Die Glaubensgeschichte des Judentums kann als Geschichte der Zähmung von Religion gelesen werden, als Zurückdrängung des Machtmissbrauchs der Religion.

Beim Verbot des Menschenopfers (Abraham und Isaak) geht es nicht um den bedingungslosen Gehorsams Abrahams, sondern darum, dass sich sein Gott als einer zu erkennen gibt, der Menschenopfer nicht will und verbietet.
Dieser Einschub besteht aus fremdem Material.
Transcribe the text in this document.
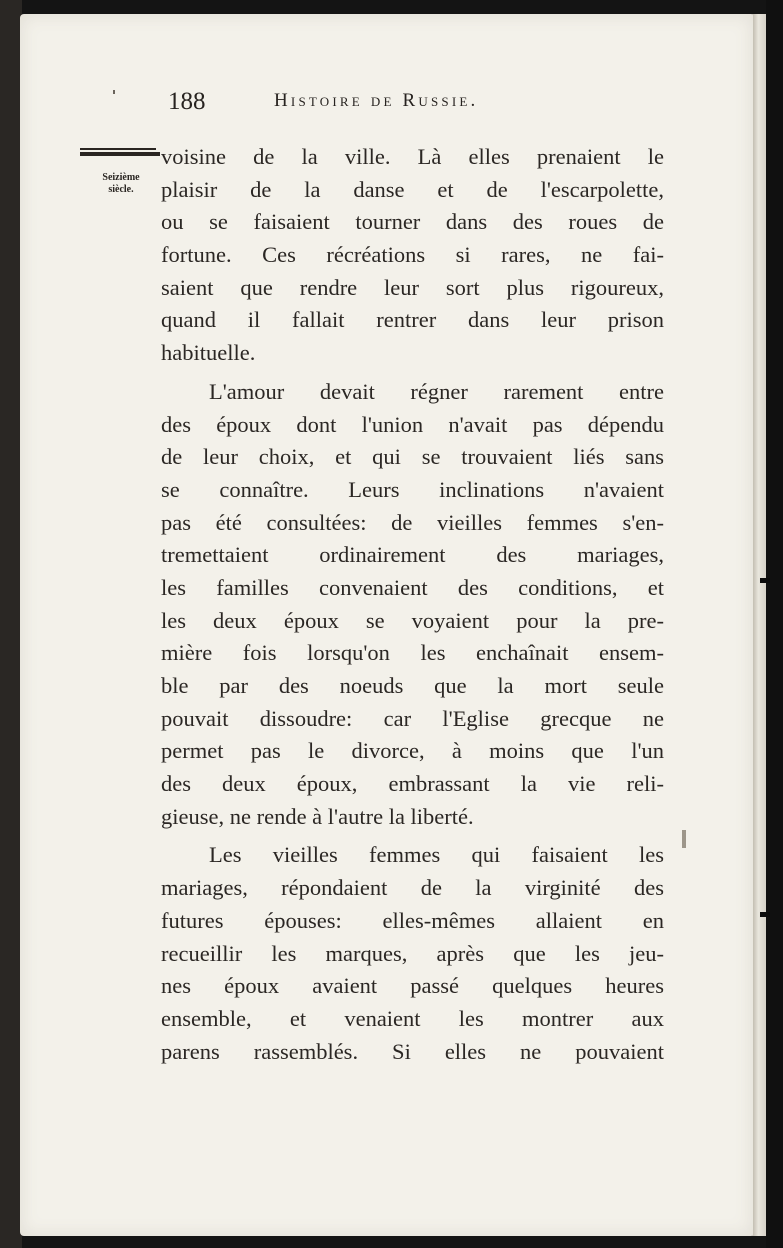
188	Histoire de Russie.
Seizième
siècle.
voisine de la ville. Là elles prenaient le
plaisir de la danse et de l'escarpolette,
ou se faisaient tourner dans des roues de
fortune. Ces récréations si rares, ne fai-
saient que rendre leur sort plus rigoureux,
quand il fallait rentrer dans leur prison
habituelle.
L'amour devait régner rarement entre
des époux dont l'union n'avait pas dépendu
de leur choix, et qui se trouvaient liés sans
se connaître. Leurs inclinations n'avaient
pas été consultées: de vieilles femmes s'en-
tremettaient ordinairement des mariages,
les familles convenaient des conditions, et
les deux époux se voyaient pour la pre-
mière fois lorsqu'on les enchaînait ensem-
ble par des noeuds que la mort seule
pouvait dissoudre: car l'Eglise grecque ne
permet pas le divorce, à moins que l'un
des deux époux, embrassant la vie reli-
gieuse, ne rende à l'autre la liberté.
Les vieilles femmes qui faisaient les
mariages, répondaient de la virginité des
futures épouses: elles-mêmes allaient en
recueillir les marques, après que les jeu-
nes époux avaient passé quelques heures
ensemble, et venaient les montrer aux
parens rassemblés. Si elles ne pouvaient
Das zweite Gebot von Moses verbietet ausdrücklich, den Namen Gottes zu missbrauchen. Da geht es nicht ums Fluchen, sondern um den macht- bzw. kirchenpolitischen Missbrauch der Instanz Gottes. Und so ein Missbrauch seitens des neuen Linzer Weihbischofs ist es, beispielsweise die Zerstörung von Mississippi durch den Wirbelsturm Katherine oder den Tsunami als Strafe Gottes zu interpretieren. Als studiertem Theologen fällt mir dazu natürlich die Hiobs-Geschichte ein: Der brave und gottesfürchtige Hiob wird von Gott in seinem Glauben durch eine Reihe von Unglücksfällen getestet: Er verliert seine Familie und seinen Wohlstand.

Seine religiösen Freunde deuten sein Schicksal als Strafe Gottes und werden im Buch Hiob als Falschgläubige (und nicht als Orthodoxe!) dargestellt. Seit dieser Hiobsgeschichte dürfte also niemand mehr aus Juden- oder Christentum von der Strafe Gottes reden.

Halten wir fest: Die Rede von der Strafe Gottes ist in jüdisch-christlicher Tradition seit Jahrtausenden (!) theologischer Schwachsinn. Kirchenleute, die so denken (und reden) vertreten keine orthodoxe Lehrmeinung, sondern einen magischen Aberglauben.